On Wed, 23 Aug 2006 01:05:55 -0700
Stephane Eranian <eranian@frankl.hpl.hp.com> wrote:

> This patch contains the perfmon2 system call interface.
> 
> The interface consist of 12 new system calls. The front-end
> of each system call is implemented in perfmon_syscall.c.
> The front-end takes care of copying the parameters into
> kernel structures and also verifies that the perfmon state
> is appropriate for each command. The back-end of each syscall
> is implemented either in the core (perfmon.c) or in feature
> specific file (e.g. perfmon_sets.c).
> 
> The system calls are defined as follows:
> 
> sys_pfm_create_context():
> 	- create a new perfmon2 context and returns a file descriptor in
> 	  the pfarg_ctx_t parameters. This is the first call an application
> 	  must make to do monitoring 
> 
> sys_pfm_write_pmcs():
> 	- program the PMU configuration registers. Accepts vector of arguments
> 	  of type pfarg_pmc_t
> 	
> sys_pfm_write_pmds():
> 	- program the PMU data registers. Accepts a vector of arguments of type
> 	  pfarg_pmd_t
> 
> sys_pfm_read_pmds():
> 	- read the PMU data registers.  Accepts a vector of arguments of type
> 	  pfarg_pmd_t
> 
> sys_pfm_restart():
> 	- indicate that application is doing processing an overflow notification
> 
> sys_pfm_start():
> 	- start monitoring
> 
> sys_pfm_stop():
> 	- stop monitoring
> 
> sys_pfm_load_context():
> 	- attach a perfmon2 context to a task or the current processor.
> 
> sys_pfm_unload_context():
> 	- detach the perfmon2 context
> 
> sys_pfm_create_evtsets():
> 	- create or change an event sets. By default a context is created with only one
> 	  set
> 
> sys_pfm_delete_evtsets():
> 	- delete any explicitely created event set
> 
> sys_pfm_getinfo_evtsets():
> 	- get information about event sets, such as the number of activations. Accepts
> 	  vector arguments of type pfarg_setinfo_t
> 
> There are other more indirect system calls related to the fact that a context uses a file
> descriptor. Those system calls are in perfmon_file.c and part of another patch.
> 

This code does quite a lot of worrisome poking around inside task lifetime
internals.

Perhaps you could describe what problems are being solved here so we can
take a closer look at whether this is the best way in which to solve them?

> +	/*
> +	 * for syswide, we accept if running on the cpu the context is bound
> +	 * to.

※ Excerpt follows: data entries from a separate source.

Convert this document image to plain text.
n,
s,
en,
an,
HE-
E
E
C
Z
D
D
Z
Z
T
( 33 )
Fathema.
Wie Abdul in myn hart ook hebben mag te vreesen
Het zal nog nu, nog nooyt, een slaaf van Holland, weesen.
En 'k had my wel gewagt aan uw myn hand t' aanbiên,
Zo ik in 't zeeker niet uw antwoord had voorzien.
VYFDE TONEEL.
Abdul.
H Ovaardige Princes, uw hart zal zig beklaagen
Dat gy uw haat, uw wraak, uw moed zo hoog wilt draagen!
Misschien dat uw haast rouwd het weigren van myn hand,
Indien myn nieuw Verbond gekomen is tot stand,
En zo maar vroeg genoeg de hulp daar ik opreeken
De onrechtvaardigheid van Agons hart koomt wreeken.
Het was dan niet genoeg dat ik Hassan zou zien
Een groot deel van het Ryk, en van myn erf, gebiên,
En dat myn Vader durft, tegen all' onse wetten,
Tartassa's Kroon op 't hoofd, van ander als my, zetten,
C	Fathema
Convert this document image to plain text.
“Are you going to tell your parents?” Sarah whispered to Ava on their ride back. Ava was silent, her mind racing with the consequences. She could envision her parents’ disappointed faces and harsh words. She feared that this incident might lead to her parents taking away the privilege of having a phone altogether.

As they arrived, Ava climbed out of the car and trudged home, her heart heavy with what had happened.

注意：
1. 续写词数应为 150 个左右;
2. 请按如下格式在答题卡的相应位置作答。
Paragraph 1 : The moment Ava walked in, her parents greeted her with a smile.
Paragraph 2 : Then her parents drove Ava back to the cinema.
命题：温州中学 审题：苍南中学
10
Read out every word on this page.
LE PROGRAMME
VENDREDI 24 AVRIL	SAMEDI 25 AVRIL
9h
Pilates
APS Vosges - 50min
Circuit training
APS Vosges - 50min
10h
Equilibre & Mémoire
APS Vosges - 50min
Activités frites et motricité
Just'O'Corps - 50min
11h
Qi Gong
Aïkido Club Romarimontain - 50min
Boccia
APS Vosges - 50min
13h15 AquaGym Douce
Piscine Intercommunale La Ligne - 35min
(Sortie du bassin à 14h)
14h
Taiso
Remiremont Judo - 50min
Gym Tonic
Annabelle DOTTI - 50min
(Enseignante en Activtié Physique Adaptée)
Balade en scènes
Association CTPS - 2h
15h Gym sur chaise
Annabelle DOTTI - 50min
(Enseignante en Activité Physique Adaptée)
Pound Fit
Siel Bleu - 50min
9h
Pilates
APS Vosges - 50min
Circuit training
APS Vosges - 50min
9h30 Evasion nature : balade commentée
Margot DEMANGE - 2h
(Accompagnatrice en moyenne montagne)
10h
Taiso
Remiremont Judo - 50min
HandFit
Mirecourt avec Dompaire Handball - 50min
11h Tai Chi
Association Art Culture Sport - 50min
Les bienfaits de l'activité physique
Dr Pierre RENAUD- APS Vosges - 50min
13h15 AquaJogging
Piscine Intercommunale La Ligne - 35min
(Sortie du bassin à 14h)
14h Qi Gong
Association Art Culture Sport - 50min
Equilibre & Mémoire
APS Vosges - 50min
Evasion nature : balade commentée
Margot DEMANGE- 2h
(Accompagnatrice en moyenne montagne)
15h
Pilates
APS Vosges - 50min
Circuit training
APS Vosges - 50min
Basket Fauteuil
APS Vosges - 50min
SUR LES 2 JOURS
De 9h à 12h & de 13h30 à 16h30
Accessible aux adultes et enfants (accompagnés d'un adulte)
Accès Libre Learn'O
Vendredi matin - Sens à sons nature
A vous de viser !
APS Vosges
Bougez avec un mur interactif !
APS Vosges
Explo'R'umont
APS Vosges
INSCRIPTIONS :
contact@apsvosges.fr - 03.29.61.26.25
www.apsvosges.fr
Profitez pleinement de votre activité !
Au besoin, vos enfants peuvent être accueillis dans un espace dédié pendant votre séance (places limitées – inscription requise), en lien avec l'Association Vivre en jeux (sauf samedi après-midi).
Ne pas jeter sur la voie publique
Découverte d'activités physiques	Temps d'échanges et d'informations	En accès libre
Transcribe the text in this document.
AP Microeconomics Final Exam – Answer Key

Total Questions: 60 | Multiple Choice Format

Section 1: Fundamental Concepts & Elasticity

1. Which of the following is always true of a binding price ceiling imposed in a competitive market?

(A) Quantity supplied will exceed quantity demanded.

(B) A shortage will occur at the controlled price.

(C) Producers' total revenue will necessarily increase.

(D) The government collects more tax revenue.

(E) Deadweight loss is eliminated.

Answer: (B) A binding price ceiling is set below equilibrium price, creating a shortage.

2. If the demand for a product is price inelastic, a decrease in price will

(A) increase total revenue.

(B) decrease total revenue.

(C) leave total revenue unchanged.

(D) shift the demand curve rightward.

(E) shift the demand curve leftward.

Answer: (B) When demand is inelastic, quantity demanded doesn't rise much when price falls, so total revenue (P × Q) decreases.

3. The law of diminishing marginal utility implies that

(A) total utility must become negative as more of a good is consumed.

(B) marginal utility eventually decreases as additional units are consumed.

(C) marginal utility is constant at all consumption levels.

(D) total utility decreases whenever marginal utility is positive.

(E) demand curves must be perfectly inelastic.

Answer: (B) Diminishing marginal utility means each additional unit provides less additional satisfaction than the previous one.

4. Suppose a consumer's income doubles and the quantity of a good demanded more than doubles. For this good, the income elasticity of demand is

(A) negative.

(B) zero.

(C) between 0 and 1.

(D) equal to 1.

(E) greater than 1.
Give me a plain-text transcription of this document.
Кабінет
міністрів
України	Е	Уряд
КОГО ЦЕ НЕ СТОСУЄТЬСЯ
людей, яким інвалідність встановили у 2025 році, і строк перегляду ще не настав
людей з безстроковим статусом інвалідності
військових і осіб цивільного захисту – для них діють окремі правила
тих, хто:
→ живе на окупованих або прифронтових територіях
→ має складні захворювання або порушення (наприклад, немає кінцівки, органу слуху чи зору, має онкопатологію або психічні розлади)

When monitoring another thread, must wait until stopped.
> +	 */
> +	if (ctx->flags.system) {
> +		if (ctx->cpu != smp_processor_id())
> +			return -EBUSY;
> +		return 0;
> +	}

Hopefully we're running atomically here.  Inside preempt_disable().

> +
> +		PFM_DBG("going wait_inactive for [%d] state=%ld flags=0x%lx",
> +			task->pid,
> +			task->state,
> +			local_flags);
> +
> +		spin_unlock_irqrestore(&ctx->lock, local_flags);
> +
> +		wait_task_inactive(task);
> +
> +		spin_lock_irqsave(&ctx->lock, new_flags);

This sort of thing..

> +
> +int pfm_get_args(void __user *ureq, size_t sz, size_t max_sz, void *laddr,
> +		 void **req)
> +{
> +	void *addr;
> +
> +	if (sz <= max_sz) {
> +		*req = laddr;
> +		return copy_from_user(laddr, ureq, sz);
> +	}
> +
> +	if (unlikely(sz > pfm_controls.arg_size_max)) {
> +		PFM_DBG("argument too big %zu max=%zu",
> +			sz,
> +			pfm_controls.arg_size_max);
> +		return -E2BIG;
> +	}
> +
> +	addr = kmalloc(sz, GFP_KERNEL);
> +	if (unlikely(addr == NULL))
> +		return -ENOMEM;
> +
> +	if (copy_from_user(addr, ureq, sz)) {
> +		kfree(addr);
> +		return -EFAULT;
> +	}
> +	*req = addr;
> +
> +	return 0;
> +}

Did you really want to return the copy_from_user() return value here?  Or
should it be returning

	copy_from_user(laddr, ureq, sz) ? -EFAULT : 0;

> +/*
> + * function invoked in case, pfm_context_create fails
> + * at the last operation, copy_to_user. It needs to
> + * undo memory allocations and free the file descriptor
> + */
> +#ifndef CONFIG_IA64_PERFMON_COMPAT
> +static
> +#endif
> +void pfm_undo_create_context_fd(int fd, struct pfm_context *ctx)
> +{
> +	struct files_struct *files = current->files;
> +	struct file *file;
> +
> +	file = fget(fd);
> +	/*
> +	 * there is no fd_uninstall(), so we do it
> +	 * here. put_unused_fd() does not remove the
> +	 * effect of fd_install().
> +	 */
> +
> +	spin_lock(&files->file_lock);
> +	files->fd_array[fd] = NULL;
> +	spin_unlock(&files->file_lock);
> +
> +	/*
> +	 * undo the fget()
> +	 */
> +	fput(file);
> +
> +	/*
> +	 * decrement ref count and kill file
> +	 */
> +	put_filp(file);
> +
> +	put_unused_fd(fd);
> +
> +	pfm_context_free(ctx);
> +}

There are a few places in here which could use fget_light().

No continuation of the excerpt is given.